The NTRO will also suggest measures to ensure legal protection to recruits, a move that is expected to coax software professionals into joining the government group because under the Indian IT Act, hacking is punishable with imprisonment up to three years, or carries a fine up to `2 lakh, or both.
"Even if the offense is done on a computer on foreign soil, it is punishable under Indian laws," says cyber lawyer Pavan Duggal, adding that the IT Act will have to be changed for "patriotic stealth operations".
Mr Duggal welcomed the efforts to establish a hacker group, pointing to the explosive growth in assaults on Indian systems recently. Last year, 600 computers belonging to the external affairs ministry were hacked, allegedly by Chinese groups. The hackers also managed to steal crucial documents from the computers of the defence establishment then.
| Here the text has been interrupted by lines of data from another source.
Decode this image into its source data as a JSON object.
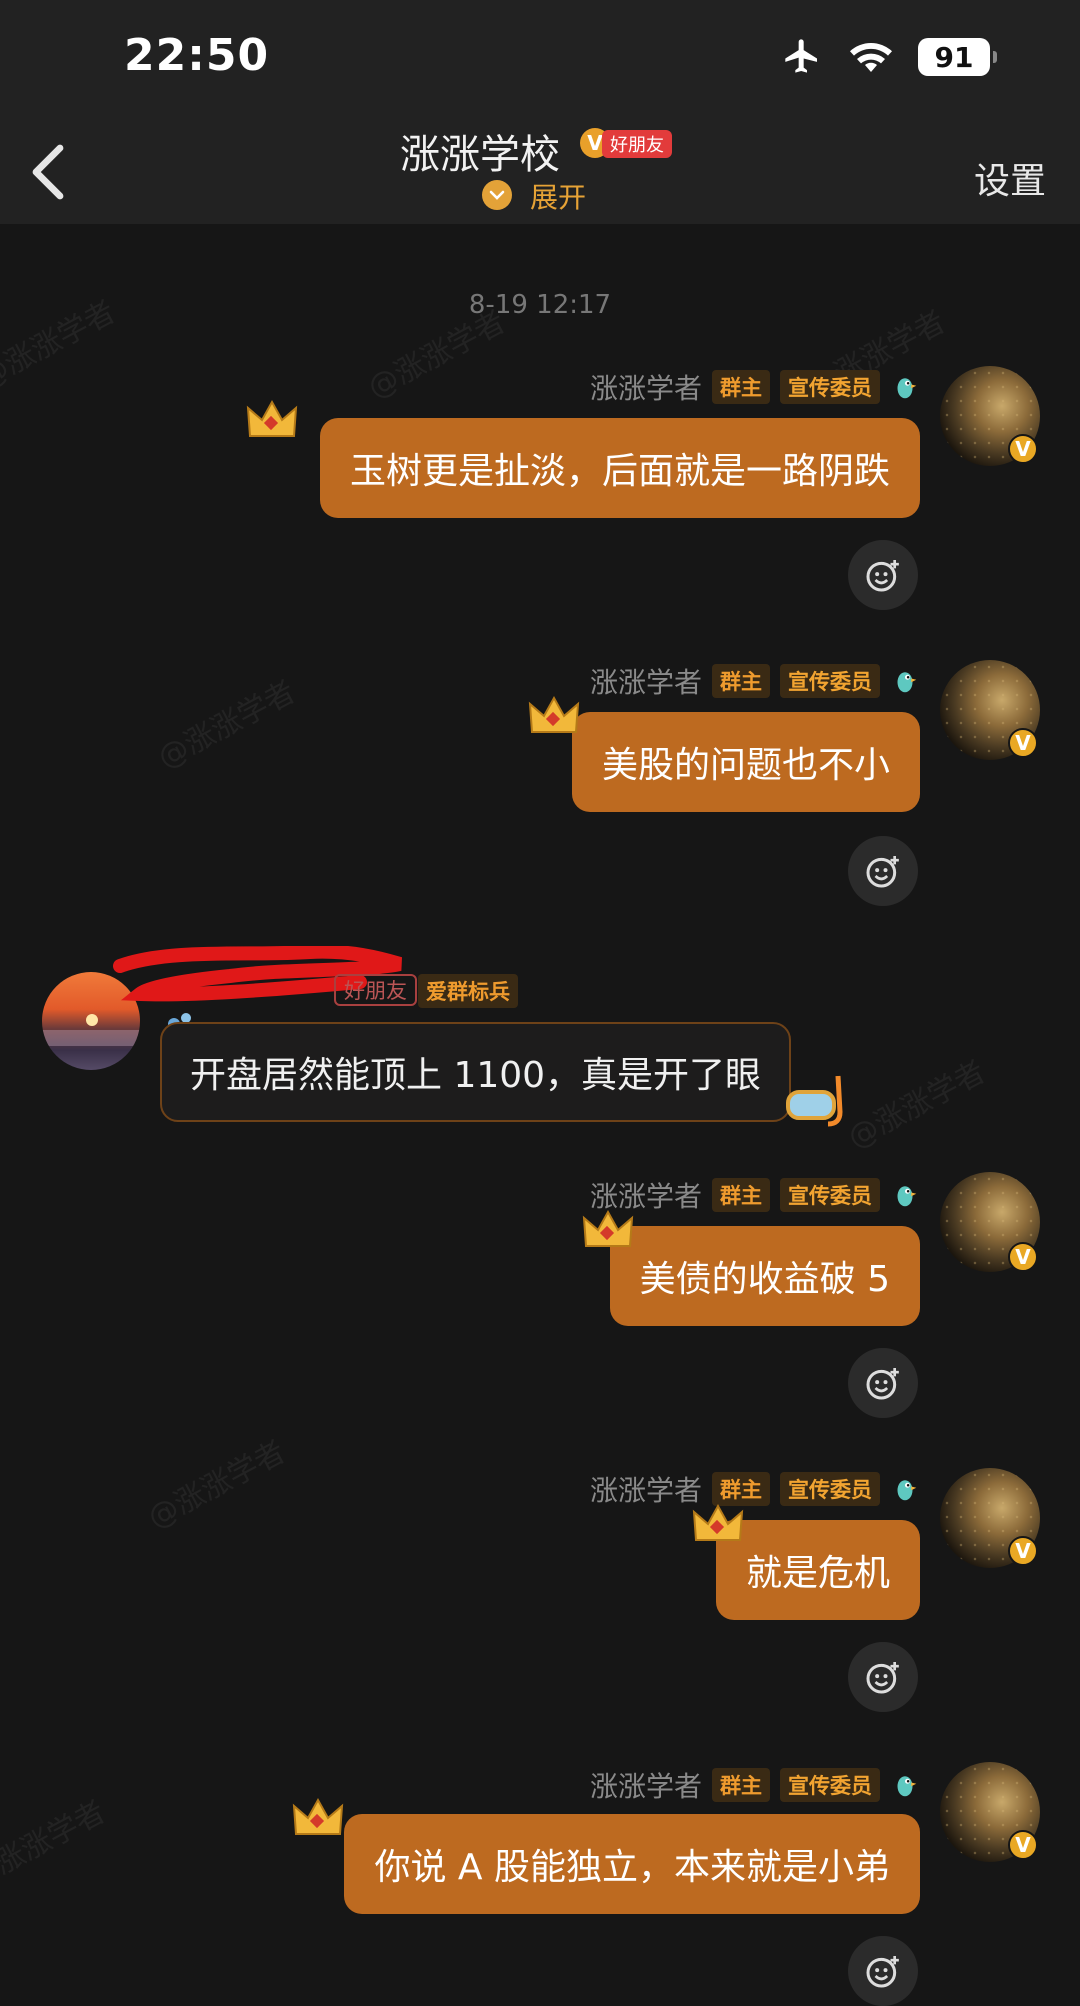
{
  "status_bar": {
    "time": "22:50",
    "battery": "91",
    "icons": [
      "airplane-icon",
      "wifi-icon"
    ]
  },
  "header": {
    "title": "涨涨学校",
    "badge": "好朋友",
    "badge_mark": "V",
    "expand_label": "展开",
    "settings_label": "设置"
  },
  "chat": {
    "timestamp": "8-19 12:17",
    "watermark": "@涨涨学者",
    "self_name": "涨涨学者",
    "tag_owner": "群主",
    "tag_role": "宣传委员",
    "verified_mark": "V",
    "messages": [
      {
        "text": "玉树更是扯淡，后面就是一路阴跌"
      },
      {
        "text": "美股的问题也不小"
      },
      {
        "text": "美债的收益破 5"
      },
      {
        "text": "就是危机"
      },
      {
        "text": "你说 A 股能独立，本来就是小弟"
      }
    ],
    "other": {
      "friend_tag": "好朋友",
      "tag": "爱群标兵",
      "text": "开盘居然能顶上 1100，真是开了眼"
    }
  },
  "colors": {
    "bubble_self": "#bd6a20",
    "bubble_other_border": "#6e4218",
    "accent": "#e7a336",
    "background": "#161616"
  }
}
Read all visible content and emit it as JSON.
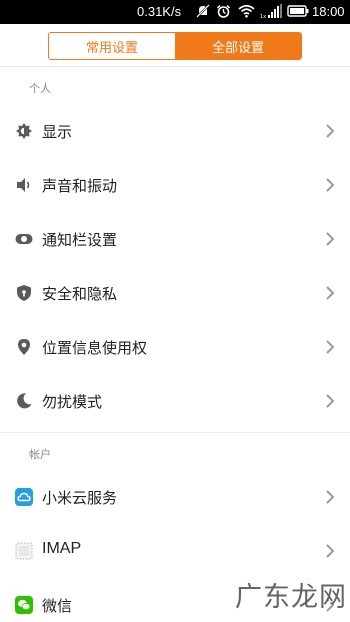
{
  "status_bar": {
    "network_speed": "0.31K/s",
    "time": "18:00",
    "icons": [
      "notification-off-icon",
      "alarm-icon",
      "wifi-icon",
      "signal-icon",
      "battery-icon"
    ]
  },
  "tabs": [
    {
      "label": "常用设置",
      "active": false
    },
    {
      "label": "全部设置",
      "active": true
    }
  ],
  "sections": {
    "personal": {
      "header": "个人",
      "items": [
        {
          "label": "显示",
          "icon": "brightness-icon"
        },
        {
          "label": "声音和振动",
          "icon": "speaker-icon"
        },
        {
          "label": "通知栏设置",
          "icon": "toggle-icon"
        },
        {
          "label": "安全和隐私",
          "icon": "shield-icon"
        },
        {
          "label": "位置信息使用权",
          "icon": "location-pin-icon"
        },
        {
          "label": "勿扰模式",
          "icon": "moon-icon"
        }
      ]
    },
    "accounts": {
      "header": "帐户",
      "items": [
        {
          "label": "小米云服务",
          "icon": "mi-cloud-icon"
        },
        {
          "label": "IMAP",
          "icon": "imap-icon"
        },
        {
          "label": "微信",
          "icon": "wechat-icon"
        }
      ]
    }
  },
  "watermark": "广东龙网",
  "colors": {
    "accent": "#f07a1a",
    "icon_gray": "#5a5a5a",
    "cloud_blue": "#2a9de0",
    "wechat_green": "#2dc100"
  }
}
Vikas Desai, lead technical lead of network security firm RSA, said the government’s efforts can be classified as ethical hacking. "Many countries and organisations in the world already have this kind of infrastructure," he said.
In sheer numbers at least, recruitment may not be a problem. The country is due to produce nearly 5.71 lakh technical graduates and postgraduatesIndia's top 10 BPOs in 2010, says IT lobby group Nasscom. There is also a teeming workforce in India thanks to large anti-virus and software companies such as McAfee, Microsoft, Intel establishing R&D labs here.
The government is not taking chances, however. The NSA’s National Security Council Secretariat has directed the HRD and IT ministries to introduce cyber security in the curriculum of IITs and education institutes.
The government also plans to amplify efforts to strengthen its cyber armour. A National Testing Centre to check all types of hardware and software being sourced by departments for spyware will be established to prevent India’s computers from coming under attack.
The NSA has also asked the Defence Research & Development Organisation (DRDO) and DIA to magnify efforts against electromagnetic-pulse bombs that can interrupt wireless signals inside the country. It has also directed the DIA to harden its Transient ElectroMagnetic Pulse Emanations Standards, known as TEMPEST in military parlance. Hardening TEMPEST to a geek means lowering the chances of interception of data transferred by defence agencies on the internet.
To enable this, the government wants to involve engineers and scientists from the IITs and Indian Institutes of Science to develop highly-encrypted algorithms, in large numbers. The high-level meeting notes that government’s cyber efforts are stumped by its ability to produce no more than 3-4 such algorithms in a year.